Apparently there is such a thing as lift etiquette. For example, if you are just getting into one and see someone approaching from the corner of your eye, it is your bounden duty to wait for the person and grant him or her entry.

However, what gets my goat is groups who expect you to wait for a friend who hasn’t shown up yet. Eventually, after a long pause and no sign of the latecomer, they will tell you to go ahead while they wait. Why couldn’t they have made that decision a little earlier?

Another unwritten rule is to avoid eye contact unless of course you know the person. So, you stare at the wall or look in the mirror without making it obvious that you are checking out your hair. There are a few who have a Pavlovian response to a looking glass. Out comes the comb or fingers to run through the hair.

Sometimes, you forget the unwritten rule and your gaze inadvertently shifts to a face and as suddenly slides back to contemplation of the door or footwear of fellow passengers. Finding that there is nothing really to engage your attention, your glance collides with that of another. Your study of psychology brings to mind terms such as interpersonal proximity and its effects. But in simple terms, all you know is that it makes you feel slightly embarrassed. Being caught looking at someone else seems like an invasion of privacy. But what does one do when that face is too close for comfort?

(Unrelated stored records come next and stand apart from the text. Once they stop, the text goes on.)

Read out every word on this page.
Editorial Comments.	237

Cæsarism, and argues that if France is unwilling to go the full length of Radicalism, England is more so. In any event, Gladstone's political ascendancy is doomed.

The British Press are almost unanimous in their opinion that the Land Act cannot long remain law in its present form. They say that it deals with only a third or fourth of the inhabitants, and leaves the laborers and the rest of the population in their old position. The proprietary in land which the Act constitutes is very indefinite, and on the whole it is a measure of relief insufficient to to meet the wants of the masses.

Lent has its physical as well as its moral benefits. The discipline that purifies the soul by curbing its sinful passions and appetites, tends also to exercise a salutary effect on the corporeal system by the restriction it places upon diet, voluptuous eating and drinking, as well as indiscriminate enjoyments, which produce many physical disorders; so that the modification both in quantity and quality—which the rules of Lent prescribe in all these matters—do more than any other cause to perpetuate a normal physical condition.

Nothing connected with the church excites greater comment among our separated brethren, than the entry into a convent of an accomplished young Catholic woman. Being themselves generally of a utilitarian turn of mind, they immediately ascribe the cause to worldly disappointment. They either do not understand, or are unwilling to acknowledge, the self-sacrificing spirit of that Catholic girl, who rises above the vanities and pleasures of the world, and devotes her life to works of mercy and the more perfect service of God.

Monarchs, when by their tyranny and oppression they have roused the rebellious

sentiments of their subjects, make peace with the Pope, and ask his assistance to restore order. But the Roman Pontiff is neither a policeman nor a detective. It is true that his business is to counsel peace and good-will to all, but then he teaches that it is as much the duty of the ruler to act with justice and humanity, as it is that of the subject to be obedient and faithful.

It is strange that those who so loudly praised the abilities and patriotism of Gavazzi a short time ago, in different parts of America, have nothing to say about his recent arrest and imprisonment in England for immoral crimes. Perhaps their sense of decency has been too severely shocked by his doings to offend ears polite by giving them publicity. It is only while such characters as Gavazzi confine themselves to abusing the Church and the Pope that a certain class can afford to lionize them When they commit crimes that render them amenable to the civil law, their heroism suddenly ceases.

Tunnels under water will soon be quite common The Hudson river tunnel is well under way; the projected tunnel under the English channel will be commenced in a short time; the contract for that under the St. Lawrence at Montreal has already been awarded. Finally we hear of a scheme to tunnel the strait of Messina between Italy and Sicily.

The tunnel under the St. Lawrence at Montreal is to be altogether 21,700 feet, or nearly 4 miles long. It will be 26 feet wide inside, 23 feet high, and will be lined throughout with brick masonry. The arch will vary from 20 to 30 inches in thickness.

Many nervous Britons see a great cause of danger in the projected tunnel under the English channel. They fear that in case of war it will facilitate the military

Sometimes I suffer from amnesia when I enter these confined places. The door closes and I presume I have pressed the right button. After a while, I wonder why I haven’t reached my destination only to find that I am still on ground zero. Hastily jabbing the right button, I am relieved there is no one else there to witness my discomfort.

There is also the ignominy of getting off on the wrong floor just because everyone else is streaming out. This herd instinct can make you feel foolish as you slowly retreat and make your way back only to find the lift has left without you. As you wait there, you are bound to meet someone coming down and there are questions asked such as ‘what are you doing on this floor?’ You mumble an answer and get inside again. This time you make sure you get off at the right stop.

Have you noticed that whenever you are in a particular hurry, the lift seems to have disappeared. You keep jabbing the button impatiently as if that will make it appear sooner. Just as you contemplate taking the stairs and begin muttering under your breath about inconsiderate people who monopolise the lift, the lights come on and it appears. Breathing a sigh of relief at not having to exert yourself, you suddenly notice that it is full. Your joy is short-lived.

But, determined as you are, you squeeze in. The others make way reluctantly and you can almost hear their disapproval. Being thick-skinned helps. Ignoring the others, you stand your ground and try not to step on someone’s toes as you shift uncomfortably from foot to foot. The experience is the ultimate invasion of personal space but you have no choice. Somehow the ride seems longer than usual and, when the door opens next, you are desperate to get out, but realise you still have a few floors to go.

If, after reading this piece, you hesitate before a lift, I suggest taking the stairs instead. It is good for the health of your heart and guaranteed to help you avoid close encounters of the uncomfortable kind.